Agora dizes que fui um ponto de inflexão. Que fui quem
parou o jogo de máscaras. Que te antecipou as jogadas e apanhou o bluff. Que te
leu. Despiu todas as estratégias de força. Que te desmontou as peças. Que te
reconstruiu com mestria. Que fui eu que vi as vulnerabilidades e as transformei
em setas hábeis. Que te injectou confiança num chuto de força com coragem.
Agora pedes para voltar. Que percebeste o quão fácil era
seres tu aqui. Que neste território a agressividade era um estímulo. A paixão,
avassaladora e orientada à transformação. Contínua. Que nenhum dia era igual ao
outro. Que o desafio era estar à altura do desafio. Que as emoções ecoavam
pelas paredes de tal a intensidade como queria viver o arrebatamento que nos
unia. Que essa propulsão era lenha para a tua vontade de te entregares.

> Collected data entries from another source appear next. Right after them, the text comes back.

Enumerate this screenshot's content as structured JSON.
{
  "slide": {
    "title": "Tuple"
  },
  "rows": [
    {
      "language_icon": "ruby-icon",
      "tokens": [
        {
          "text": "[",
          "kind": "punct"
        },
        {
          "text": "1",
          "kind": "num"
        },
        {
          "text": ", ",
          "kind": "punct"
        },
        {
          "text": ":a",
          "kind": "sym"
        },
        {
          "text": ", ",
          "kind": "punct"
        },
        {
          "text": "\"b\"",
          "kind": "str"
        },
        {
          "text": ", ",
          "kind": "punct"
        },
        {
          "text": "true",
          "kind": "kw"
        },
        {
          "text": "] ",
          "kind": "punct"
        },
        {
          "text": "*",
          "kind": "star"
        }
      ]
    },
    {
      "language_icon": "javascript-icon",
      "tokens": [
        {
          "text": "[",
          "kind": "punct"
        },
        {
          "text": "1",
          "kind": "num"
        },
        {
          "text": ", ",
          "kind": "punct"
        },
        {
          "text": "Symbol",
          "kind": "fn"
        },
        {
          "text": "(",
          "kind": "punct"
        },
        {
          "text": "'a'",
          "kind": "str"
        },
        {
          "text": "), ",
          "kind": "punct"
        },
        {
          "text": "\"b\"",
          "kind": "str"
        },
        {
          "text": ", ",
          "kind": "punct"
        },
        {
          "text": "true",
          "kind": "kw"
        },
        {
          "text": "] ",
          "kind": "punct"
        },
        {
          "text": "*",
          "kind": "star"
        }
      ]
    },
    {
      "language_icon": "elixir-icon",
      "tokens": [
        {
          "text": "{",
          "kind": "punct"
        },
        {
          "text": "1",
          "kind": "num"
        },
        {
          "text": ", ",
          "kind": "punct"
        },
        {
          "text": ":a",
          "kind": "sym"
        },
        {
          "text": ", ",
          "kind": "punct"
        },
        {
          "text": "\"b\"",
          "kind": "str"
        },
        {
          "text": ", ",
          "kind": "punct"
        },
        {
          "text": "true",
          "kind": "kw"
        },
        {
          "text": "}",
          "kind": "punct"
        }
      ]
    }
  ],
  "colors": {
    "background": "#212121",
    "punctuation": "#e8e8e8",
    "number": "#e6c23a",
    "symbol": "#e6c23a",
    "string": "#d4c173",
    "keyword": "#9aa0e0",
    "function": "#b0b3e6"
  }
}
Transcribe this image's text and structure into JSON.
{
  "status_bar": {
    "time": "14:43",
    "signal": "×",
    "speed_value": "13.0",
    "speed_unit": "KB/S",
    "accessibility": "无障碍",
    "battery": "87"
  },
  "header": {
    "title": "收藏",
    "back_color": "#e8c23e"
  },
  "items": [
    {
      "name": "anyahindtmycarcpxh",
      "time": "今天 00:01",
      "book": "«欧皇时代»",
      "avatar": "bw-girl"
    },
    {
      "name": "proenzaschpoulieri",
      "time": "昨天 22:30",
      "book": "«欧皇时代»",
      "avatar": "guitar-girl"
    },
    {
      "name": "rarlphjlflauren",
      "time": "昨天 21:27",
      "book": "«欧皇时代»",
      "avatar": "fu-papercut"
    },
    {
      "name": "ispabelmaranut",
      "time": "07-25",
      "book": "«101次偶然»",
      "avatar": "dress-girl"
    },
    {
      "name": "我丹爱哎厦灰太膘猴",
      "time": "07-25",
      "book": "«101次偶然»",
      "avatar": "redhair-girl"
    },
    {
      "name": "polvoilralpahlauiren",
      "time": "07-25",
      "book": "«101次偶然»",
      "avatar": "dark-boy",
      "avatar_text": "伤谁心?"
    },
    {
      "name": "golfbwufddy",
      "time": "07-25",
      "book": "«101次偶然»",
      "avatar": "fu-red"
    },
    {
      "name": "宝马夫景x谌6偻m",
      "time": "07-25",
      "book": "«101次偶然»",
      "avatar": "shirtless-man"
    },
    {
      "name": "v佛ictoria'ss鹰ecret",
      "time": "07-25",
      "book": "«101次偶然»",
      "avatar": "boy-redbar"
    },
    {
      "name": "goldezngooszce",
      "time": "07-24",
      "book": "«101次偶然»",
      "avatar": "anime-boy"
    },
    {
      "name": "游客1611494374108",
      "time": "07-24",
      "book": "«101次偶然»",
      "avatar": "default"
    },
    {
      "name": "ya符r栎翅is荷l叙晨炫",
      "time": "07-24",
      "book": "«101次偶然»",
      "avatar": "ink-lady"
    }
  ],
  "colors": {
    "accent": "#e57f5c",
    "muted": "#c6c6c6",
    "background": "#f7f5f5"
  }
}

Agora queres que eu esqueça. Que antes nada disso te
interessou. Que naqueles dias buscavas algo menos profundo para as noites. Ou
algo mais dentro das linhas. Ou algo mais perfeito. Ou mais encaixado com as
normas. Ou menos confidente. Menos cúmplice. Menos confiante. Menos receosa de
estar só. Por tal tão consciente de que queria estar a dois.
Agora sabes que a convulsão cruzada com a atitude de quem
questiona tudo é um salto de fé, não uma arma carregada. Que desperdiçaste
amizade e afecto e tesão porque não era o momento, porque nunca é o momento. E
porque eram muitas dimensões quando se está habituado a viver em cilos. E
porque orgasmo da realidade era tão demais para quem nunca vivera assim.
Agora desejas que te ouça. Que te leia as mensagens e te
responda com esperança. Que te abrace com saudade. Que te diga que vamos fugir
no sofá e voltar só quando o corpo ceder. Que compreenda, que acarinhe. Que ria
com todo o meu olhar posto em ti.
Agora tentas de mim algo que não consigo. Em mim existe
tudo mas voltar atrás, retomar percursos onde me deixaram cair, fazer caminhos
de terra batida onde coloquei toda a tracção sem medo de arriscar apenas para
ficar sozinha na corrida, não é um crime que me permita.